Moving Goalposts: The Legacy of Qualified Immunity

By: Marques Rice, Esq.

Imagine that I asked you to draw a picture of a tree.  You find a pencil or pen and do your best to transform blank paper into your artistic representation of a tree.  Big leaves, maybe some apples or a nest.  Now, imagine that you show me the picture only to hear me say, “Well, when I think of ‘tree,’ I imagine something that looks like a weeping willow.  Yes, you drew a tree, but it does not fit the exact contours of my idea of a tree.”

Even the least athletically-inclined among us have probably heard a phrase to describe this type of scenario: moving the goalposts.  It is a metaphor that applies when one party, in the process of trying to complete a task, learns there are new requirements that did not exist before.  It is impossible to complete the task because the requirements changed.  Is that unfair?  Absolutely.  No surprise there.  What may be surprising is that that unfairness has wormed its way into a legal doctrine—called qualified immunity—that is now used to shield police from civil liability for horrifying actions.

What is Qualified Immunity?

Qualified immunity protects officials (usually police officers) from liability in civil rights lawsuits (i.e. money judgments, not criminal convictions) as long as their actions do “not violate clearly established statutory or constitutional rights of which a reasonable person would have known.”  If a police officer claims they are protected by qualified immunity, a judge must decide two things: (1) whether the officer’s conduct violated a constitutional right, and (2) whether that right was clearly established.  “Clearly established” means any reasonable official would understand that certain conduct would violate a constitutional right.

Maybe it has been a while since you studied the Constitution or the rights and protections that it affords us.  Still, go with your gut feeling and guess which of the following are types of conduct that a reasonable official would know violate someone else’s constitutional rights:

  • A police officer ignores department procedures to engage in a car chase, rams the suspect’s vehicle off of the road, then shoots the suspect three times, point blank, resulting in the suspect’s death.
  • Police officers conducting a search of someone’s home steal $270,000 in cash and collectible coins.
  • A sheriff detains several innocent family members after a suspect runs onto their property.  Unprovoked and without warning, the sheriff shoots at the family’s dog.  The shot misses the dog, but hits a 10 year-old boy who had been forced to lie on the ground.
  • Police unleash a dog to attack a suspect who had surrendered by sitting on the ground and holding his hands up in the air.

How many of those actions clearly violate someone else’s constitutional rights?  If you guessed a number higher than zero, you are wrong (you are probably also confused and upset).  All of those cases were situations where a judge, using the doctrine of qualified immunity, decided that there was no law that clearly established that the officer’s conduct violated someone else’s constitutional rights.  What?  Why?  How?  Those are natural follow-up questions with a simple, but infuriating answer: qualified immunity is an exercise in moving the goalposts.

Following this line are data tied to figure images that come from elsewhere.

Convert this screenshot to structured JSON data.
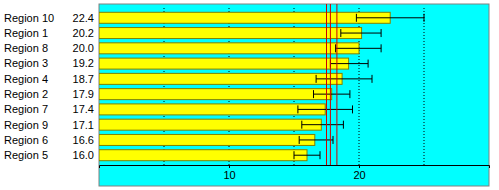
{
  "chart_data": {
    "type": "bar",
    "orientation": "horizontal",
    "categories": [
      "Region 10",
      "Region 1",
      "Region 8",
      "Region 3",
      "Region 4",
      "Region 2",
      "Region 7",
      "Region 9",
      "Region 6",
      "Region 5"
    ],
    "values": [
      22.4,
      20.2,
      20.0,
      19.2,
      18.7,
      17.9,
      17.4,
      17.1,
      16.6,
      16.0
    ],
    "value_labels": [
      "22.4",
      "20.2",
      "20.0",
      "19.2",
      "18.7",
      "17.9",
      "17.4",
      "17.1",
      "16.6",
      "16.0"
    ],
    "data_labels": true,
    "error_low": [
      19.8,
      18.6,
      18.2,
      17.8,
      16.7,
      16.5,
      15.3,
      15.6,
      15.4,
      15.0
    ],
    "error_high": [
      25.0,
      21.7,
      21.7,
      20.7,
      21.0,
      19.3,
      19.5,
      18.8,
      18.0,
      17.0
    ],
    "reference_lines": [
      17.5,
      17.8,
      18.3
    ],
    "color": "#ffff00",
    "xlim": [
      0,
      30
    ],
    "xticks": [
      10,
      20
    ],
    "grid_lines": [
      5,
      10,
      15,
      20,
      25
    ],
    "grid": true
  }
}
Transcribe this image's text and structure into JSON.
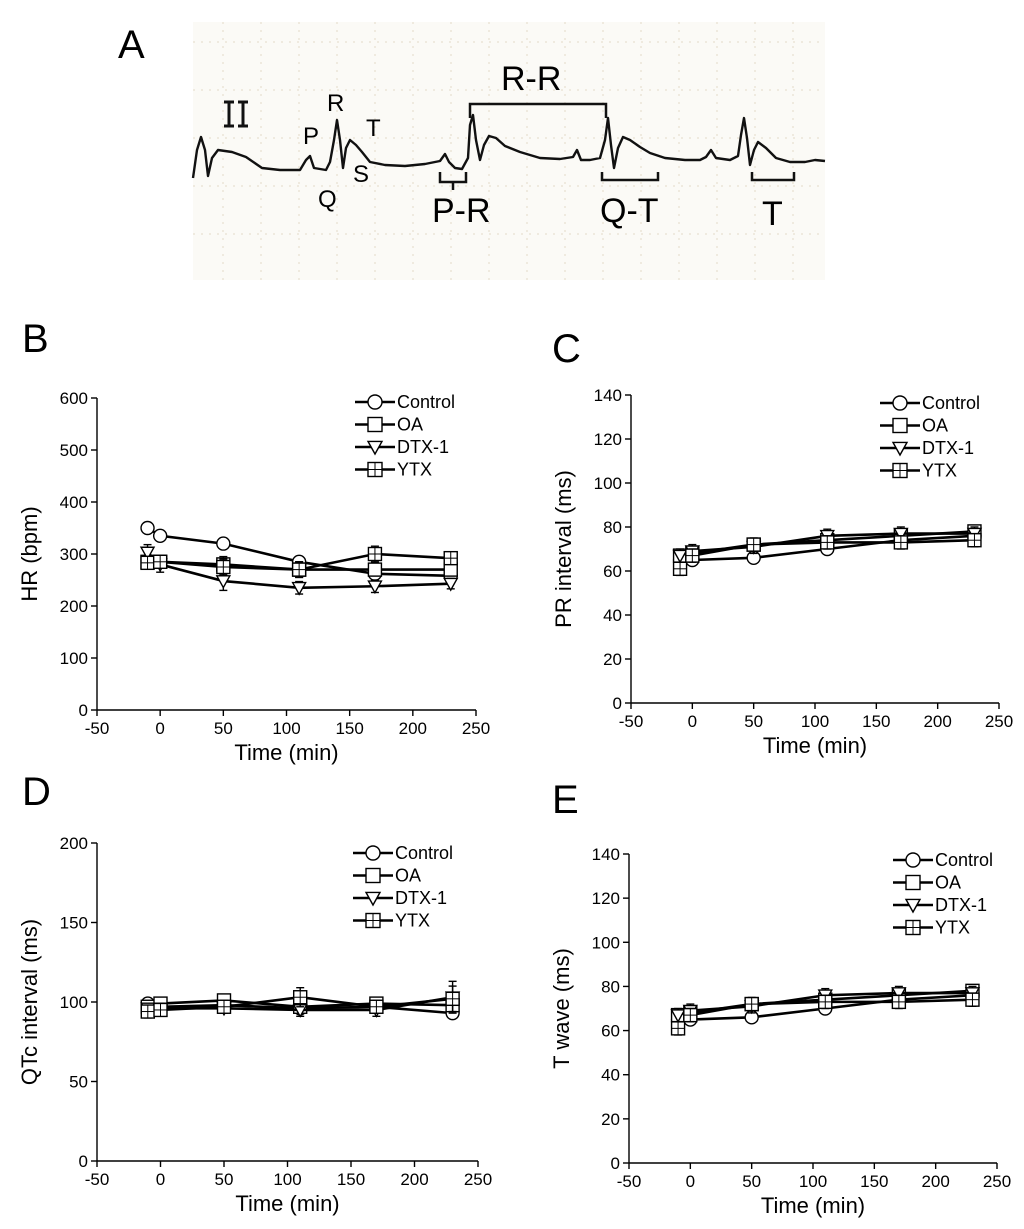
{
  "panel_a": {
    "letter": "A",
    "lead_label": "II",
    "wave_labels": {
      "p": "P",
      "q": "Q",
      "r": "R",
      "s": "S",
      "t": "T"
    },
    "interval_labels": {
      "rr": "R-R",
      "pr": "P-R",
      "qt": "Q-T",
      "t": "T"
    }
  },
  "legend": [
    "Control",
    "OA",
    "DTX-1",
    "YTX"
  ],
  "chart_data": [
    {
      "panel": "B",
      "type": "line",
      "xlabel": "Time (min)",
      "ylabel": "HR (bpm)",
      "xlim": [
        -50,
        250
      ],
      "ylim": [
        0,
        600
      ],
      "xticks": [
        -50,
        0,
        50,
        100,
        150,
        200,
        250
      ],
      "yticks": [
        0,
        100,
        200,
        300,
        400,
        500,
        600
      ],
      "series": [
        {
          "name": "Control",
          "marker": "circle",
          "points": [
            [
              -10,
              350
            ],
            [
              0,
              335
            ],
            [
              50,
              320
            ],
            [
              110,
              285
            ],
            [
              170,
              262
            ],
            [
              230,
              258
            ]
          ],
          "err": [
            8,
            8,
            8,
            8,
            8,
            8
          ]
        },
        {
          "name": "OA",
          "marker": "square",
          "points": [
            [
              -10,
              285
            ],
            [
              0,
              285
            ],
            [
              50,
              280
            ],
            [
              110,
              270
            ],
            [
              170,
              270
            ],
            [
              230,
              270
            ]
          ],
          "err": [
            12,
            12,
            15,
            15,
            12,
            12
          ]
        },
        {
          "name": "DTX-1",
          "marker": "triangle",
          "points": [
            [
              -10,
              303
            ],
            [
              0,
              280
            ],
            [
              50,
              248
            ],
            [
              110,
              235
            ],
            [
              170,
              238
            ],
            [
              230,
              243
            ]
          ],
          "err": [
            15,
            15,
            18,
            12,
            12,
            10
          ]
        },
        {
          "name": "YTX",
          "marker": "grid",
          "points": [
            [
              -10,
              283
            ],
            [
              0,
              285
            ],
            [
              50,
              275
            ],
            [
              110,
              270
            ],
            [
              170,
              300
            ],
            [
              230,
              292
            ]
          ],
          "err": [
            12,
            12,
            15,
            15,
            15,
            12
          ]
        }
      ]
    },
    {
      "panel": "C",
      "type": "line",
      "xlabel": "Time (min)",
      "ylabel": "PR interval (ms)",
      "xlim": [
        -50,
        250
      ],
      "ylim": [
        0,
        140
      ],
      "xticks": [
        -50,
        0,
        50,
        100,
        150,
        200,
        250
      ],
      "yticks": [
        0,
        20,
        40,
        60,
        80,
        100,
        120,
        140
      ],
      "series": [
        {
          "name": "Control",
          "marker": "circle",
          "points": [
            [
              -10,
              65
            ],
            [
              0,
              65
            ],
            [
              50,
              66
            ],
            [
              110,
              70
            ],
            [
              170,
              74
            ],
            [
              230,
              76
            ]
          ],
          "err": [
            2,
            2,
            2,
            2,
            2,
            2
          ]
        },
        {
          "name": "OA",
          "marker": "square",
          "points": [
            [
              -10,
              67
            ],
            [
              0,
              68
            ],
            [
              50,
              72
            ],
            [
              110,
              74
            ],
            [
              170,
              76
            ],
            [
              230,
              78
            ]
          ],
          "err": [
            2,
            2,
            2,
            2,
            2,
            2
          ]
        },
        {
          "name": "DTX-1",
          "marker": "triangle",
          "points": [
            [
              -10,
              67
            ],
            [
              0,
              69
            ],
            [
              50,
              71
            ],
            [
              110,
              76
            ],
            [
              170,
              77
            ],
            [
              230,
              77
            ]
          ],
          "err": [
            3,
            3,
            3,
            3,
            3,
            3
          ]
        },
        {
          "name": "YTX",
          "marker": "grid",
          "points": [
            [
              -10,
              61
            ],
            [
              0,
              67
            ],
            [
              50,
              72
            ],
            [
              110,
              73
            ],
            [
              170,
              73
            ],
            [
              230,
              74
            ]
          ],
          "err": [
            3,
            3,
            3,
            3,
            3,
            3
          ]
        }
      ]
    },
    {
      "panel": "D",
      "type": "line",
      "xlabel": "Time (min)",
      "ylabel": "QTc interval (ms)",
      "xlim": [
        -50,
        250
      ],
      "ylim": [
        0,
        200
      ],
      "xticks": [
        -50,
        0,
        50,
        100,
        150,
        200,
        250
      ],
      "yticks": [
        0,
        50,
        100,
        150,
        200
      ],
      "series": [
        {
          "name": "Control",
          "marker": "circle",
          "points": [
            [
              -10,
              99
            ],
            [
              0,
              97
            ],
            [
              50,
              98
            ],
            [
              110,
              96
            ],
            [
              170,
              97
            ],
            [
              230,
              93
            ]
          ],
          "err": [
            2,
            2,
            2,
            2,
            2,
            2
          ]
        },
        {
          "name": "OA",
          "marker": "square",
          "points": [
            [
              -10,
              97
            ],
            [
              0,
              99
            ],
            [
              50,
              101
            ],
            [
              110,
              97
            ],
            [
              170,
              99
            ],
            [
              230,
              98
            ]
          ],
          "err": [
            3,
            3,
            3,
            3,
            3,
            3
          ]
        },
        {
          "name": "DTX-1",
          "marker": "triangle",
          "points": [
            [
              -10,
              96
            ],
            [
              0,
              96
            ],
            [
              50,
              96
            ],
            [
              110,
              95
            ],
            [
              170,
              95
            ],
            [
              230,
              103
            ]
          ],
          "err": [
            3,
            3,
            3,
            4,
            4,
            10
          ]
        },
        {
          "name": "YTX",
          "marker": "grid",
          "points": [
            [
              -10,
              94
            ],
            [
              0,
              95
            ],
            [
              50,
              97
            ],
            [
              110,
              103
            ],
            [
              170,
              97
            ],
            [
              230,
              102
            ]
          ],
          "err": [
            4,
            4,
            4,
            6,
            4,
            8
          ]
        }
      ]
    },
    {
      "panel": "E",
      "type": "line",
      "xlabel": "Time (min)",
      "ylabel": "T wave (ms)",
      "xlim": [
        -50,
        250
      ],
      "ylim": [
        0,
        140
      ],
      "xticks": [
        -50,
        0,
        50,
        100,
        150,
        200,
        250
      ],
      "yticks": [
        0,
        20,
        40,
        60,
        80,
        100,
        120,
        140
      ],
      "series": [
        {
          "name": "Control",
          "marker": "circle",
          "points": [
            [
              -10,
              65
            ],
            [
              0,
              65
            ],
            [
              50,
              66
            ],
            [
              110,
              70
            ],
            [
              170,
              74
            ],
            [
              230,
              76
            ]
          ],
          "err": [
            2,
            2,
            2,
            2,
            2,
            2
          ]
        },
        {
          "name": "OA",
          "marker": "square",
          "points": [
            [
              -10,
              67
            ],
            [
              0,
              68
            ],
            [
              50,
              72
            ],
            [
              110,
              74
            ],
            [
              170,
              76
            ],
            [
              230,
              78
            ]
          ],
          "err": [
            2,
            2,
            2,
            2,
            2,
            2
          ]
        },
        {
          "name": "DTX-1",
          "marker": "triangle",
          "points": [
            [
              -10,
              67
            ],
            [
              0,
              69
            ],
            [
              50,
              71
            ],
            [
              110,
              76
            ],
            [
              170,
              77
            ],
            [
              230,
              77
            ]
          ],
          "err": [
            3,
            3,
            3,
            3,
            3,
            3
          ]
        },
        {
          "name": "YTX",
          "marker": "grid",
          "points": [
            [
              -10,
              61
            ],
            [
              0,
              67
            ],
            [
              50,
              72
            ],
            [
              110,
              73
            ],
            [
              170,
              73
            ],
            [
              230,
              74
            ]
          ],
          "err": [
            3,
            3,
            3,
            3,
            3,
            3
          ]
        }
      ]
    }
  ]
}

Let’s use the last case as an example.  There, a man (a) surrendered to police, (b) sat on the ground, and (c) raised his hands above his head.  The man’s attorneys argued that any reasonable police officer would know it was unconstitutional to use a police dog in that situation because, in a different case, the court ruled that it was unconstitutional to use a police dog to apprehend someone who (a) surrendered to police, (b) was lying on the ground, and (c) had his hands at his side.  It was a distinction without a difference.  The court disagreed and dismissed the case.

The court ruled that officers know they cannot use a dog on someone lying down because there is a case that says so.  However, that case did not clearly establish that officers should not use a dog on someone sitting down.  So officers have no way of knowing that is also unconstitutional, bad behavior because those facts are completely different.  This is qualified immunity in all of its goalpost-moving glory.  

George Floyd’s murder was horrifying and disturbing, and the officer deserves to end up in jail.  But the Floyd family’s civil suit for his death, which settled for $27 million, would have faced a tremendous hurdle if it went forward and the officer claimed qualified immunity.  Ironically, because the suit settled, we still do not have a case that says a police officer kneeling on someone’s neck for eight minutes is a constitutional violation.  When the next “George Floyd” happens—and our country’s history says it will happen again—the officer might claim there is no clearly established law prohibiting kneeling on someone’s neck.

“Clearly established” is an almost impossible standard to meet, which makes it a fantastic shield for police misconduct.  Someone fighting against an officer’s claim of qualified immunity must find a prior case with essentially identical facts.  Put another way, don’t show me a picture of any kind of tree; the only one that counts is the one that looks exactly like my singular definition of a tree.

What was new?   Did this help bring clarity about what is qualified immunity?  What will you do with this information?  What reactions do you have?  Had you hear about this prior to reading?  Have you seen bills trying to pass to change this law?

Comments

  1. Imani
    This was a great read, and I definitely learned something new!
    • raceandconvos
      Imani, We are delighted to hear that you learned something new. Thank you for stopping by and sharing!